Summary
Objectives
Specific changes in the functional connectivity of brain networks occur in patients with epilepsy. Yet whether such changes reflect a stable disease effect or one that is a function of active seizure burden remains unclear. Here we longitudinally assessed the connectivity of canonical cognitive functional networks in patients with intractable temporal lobe epilepsy (TLE), both before and after undergoing epilepsy surgery and achieving seizure freedom.
Methods
Seventeen patients with intractable TLE who underwent epilepsy surgery with Engel Class I outcome and seventeen matched healthy controls took part in the study.

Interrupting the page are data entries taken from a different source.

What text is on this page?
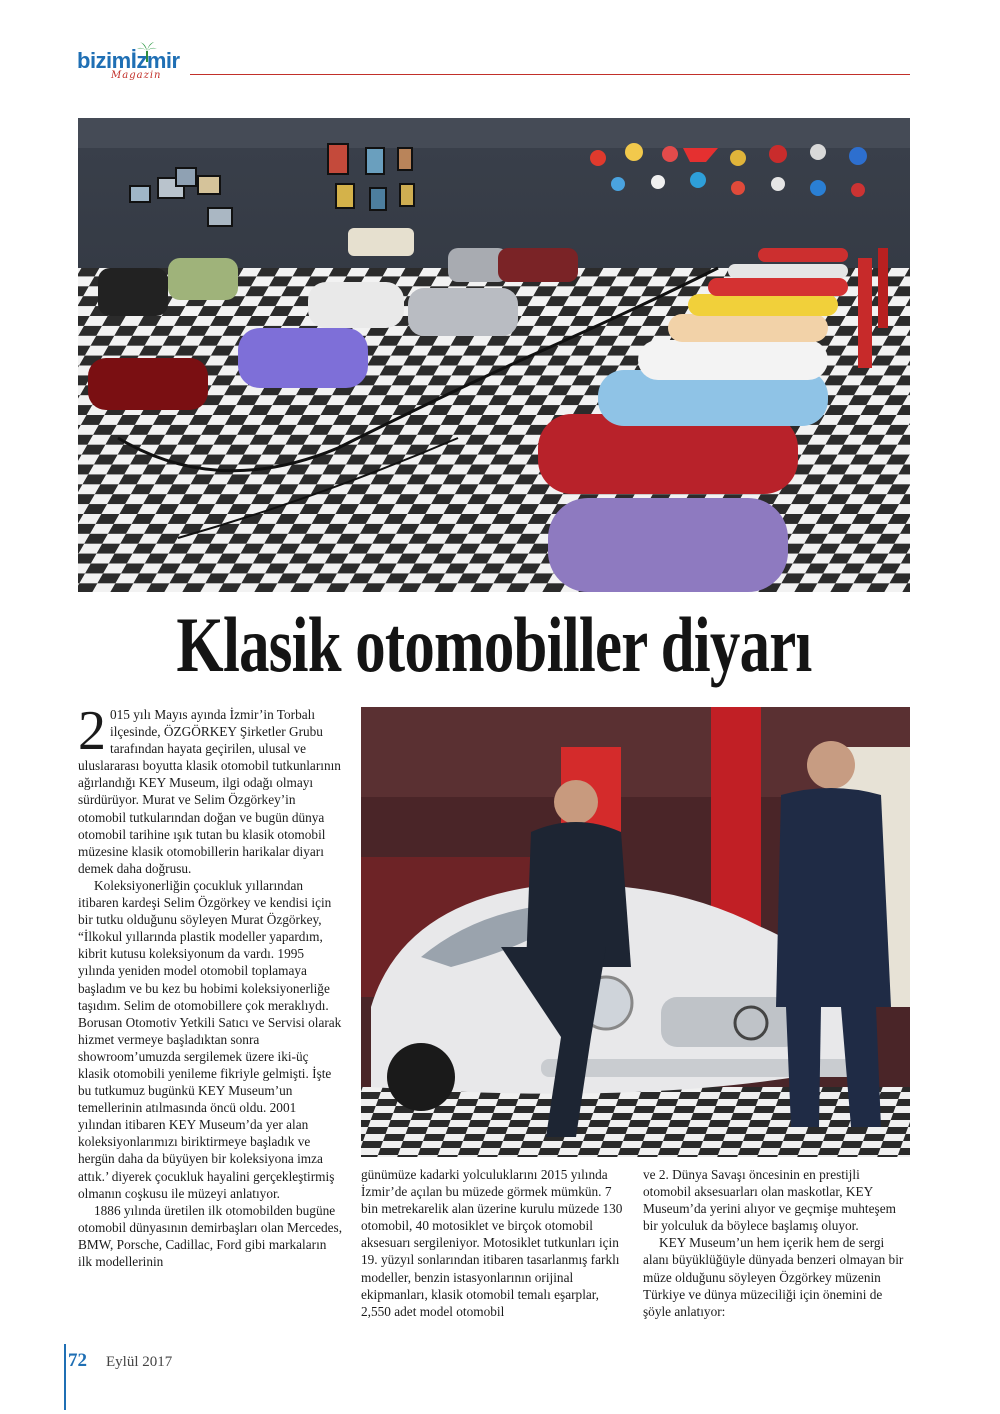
bizimİzmir
Magazin
Klasik otomobiller diyarı

2 015 yılı Mayıs ayında İzmir’in Torbalı ilçesinde, ÖZGÖRKEY Şirketler Grubu tarafından hayata geçirilen, ulusal ve uluslararası boyutta klasik otomobil tutkunlarının ağırlandığı KEY Museum, ilgi odağı olmayı sürdürüyor. Murat ve Selim Özgörkey’in otomobil tutkularından doğan ve bugün dünya otomobil tarihine ışık tutan bu klasik otomobil müzesine klasik otomobillerin harikalar diyarı demek daha doğrusu.

Koleksiyonerliğin çocukluk yıllarından itibaren kardeşi Selim Özgörkey ve kendisi için bir tutku olduğunu söyleyen Murat Özgörkey, “İlkokul yıllarında plastik modeller yapardım, kibrit kutusu koleksiyonum da vardı. 1995 yılında yeniden model otomobil toplamaya başladım ve bu kez bu hobimi koleksiyonerliğe taşıdım. Selim de otomobillere çok meraklıydı. Borusan Otomotiv Yetkili Satıcı ve Servisi olarak hizmet vermeye başladıktan sonra showroom’umuzda sergilemek üzere iki-üç klasik otomobili yenileme fikriyle gelmişti. İşte bu tutkumuz bugünkü KEY Museum’un temellerinin atılmasında öncü oldu. 2001 yılından itibaren KEY Museum’da yer alan koleksiyonlarımızı biriktirmeye başladık ve hergün daha da büyüyen bir koleksiyona imza attık.’ diyerek çocukluk hayalini gerçekleştirmiş olmanın coşkusu ile müzeyi anlatıyor.

1886 yılında üretilen ilk otomobilden bugüne otomobil dünyasının demirbaşları olan Mercedes, BMW, Porsche, Cadillac, Ford gibi markaların ilk modellerinin

günümüze kadarki yolculuklarını 2015 yılında İzmir’de açılan bu müzede görmek mümkün. 7 bin metrekarelik alan üzerine kurulu müzede 130 otomobil, 40 motosiklet ve birçok otomobil aksesuarı sergileniyor. Motosiklet tutkunları için 19. yüzyıl sonlarından itibaren tasarlanmış farklı modeller, benzin istasyonlarının orijinal ekipmanları, klasik otomobil temalı eşarplar, 2,550 adet model otomobil

ve 2. Dünya Savaşı öncesinin en prestijli otomobil aksesuarları olan maskotlar, KEY Museum’da yerini alıyor ve geçmişe muhteşem bir yolculuk da böylece başlamış oluyor.

KEY Museum’un hem içerik hem de sergi alanı büyüklüğüyle dünyada benzeri olmayan bir müze olduğunu söyleyen Özgörkey müzenin Türkiye ve dünya müzeciliği için önemini de şöyle anlatıyor:

72 Eylül 2017
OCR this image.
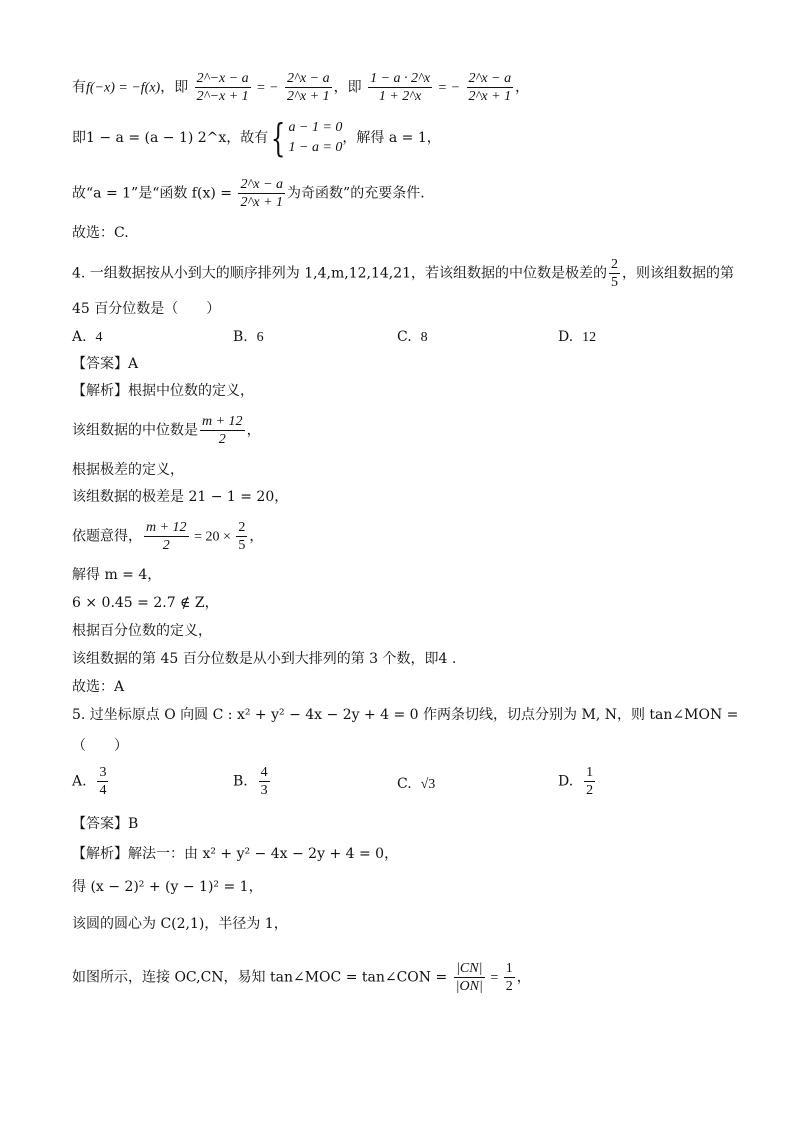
有f(−x) = −f(x)，即 $\frac{2\^{}-x - a}{2\^{}-x + 1}$ = − $\frac{2\^{}x - a}{2\^{}x + 1}$ ，即 $\frac{1 - a \cdot 2\^{}x}{1 + 2\^{}x}$ = − $\frac{2\^{}x - a}{2\^{}x + 1}$ ，
即1 − a = (a − 1) 2^x，故有{ a − 1 = 0
1 − a = 0
，解得 a = 1，
故“a = 1”是“函数 $f(x) = \frac{2\^{}x - a}{2\^{}x + 1}$ 为奇函数”的充要条件.
故选：C.
4. 一组数据按从小到大的顺序排列为 1,4,m,12,14,21，若该组数据的中位数是极差的 $\frac{2}{5}$ ，则该组数据的第
45 百分位数是（　　）
A. 4	B. 6	C. 8	D. 12
【答案】A
【解析】根据中位数的定义，
该组数据的中位数是 $\frac{m + 12}{2}$ ，
根据极差的定义，
该组数据的极差是 21 − 1 = 20，
依题意得， $\frac{m + 12}{2} = 20 \times \frac{2}{5}$ ，
解得 m = 4，
6 × 0.45 = 2.7 ∉ Z，
根据百分位数的定义，
该组数据的第 45 百分位数是从小到大排列的第 3 个数，即4 .
故选：A
5. 过坐标原点 O 向圆 C : x² + y² − 4x − 2y + 4 = 0 作两条切线，切点分别为 M, N，则 tan∠MON =
（　　）
A. $\frac{3}{4}$	B. $\frac{4}{3}$	C. √3	D. $\frac{1}{2}$
【答案】B
【解析】解法一：由 x² + y² − 4x − 2y + 4 = 0，
得 (x − 2)² + (y − 1)² = 1，
该圆的圆心为 C(2,1)，半径为 1，
如图所示，连接 OC,CN，易知 tan∠MOC = tan∠CON = $\frac{|CN|}{|ON|} = \frac{1}{2}$ ，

The functional connectivity of a set of cognitive functional networks derived from typical cognitive tasks was assessed in patients, preoperatively and postoperatively, as well as in controls, using stringent methods of artifact reduction.
Results
Preoperatively, functional networks in TLE patients differed significantly from healthy controls, with differences that largely, but not exclusively, involved the default mode and temporal/auditory subnetworks. However, undergoing epilepsy surgery and achieving seizure freedom did not lead to significant changes in network connectivity, with postoperative functional network abnormalities closely mirroring the preoperative state.
Significance
This result argues for a stable chronic effect of the disease on brain connectivity, with changes that are largely “burned in” by the time a patient with intractable TLE undergoes epilepsy surgery, which typically occurs years after the initial diagnosis. The result has potential implications for the treatment of intractable epilepsy, suggesting that delaying surgical intervention that may achieve seizure freedom may lead to functional network changes that are no longer reversible by the time of epilepsy surgery.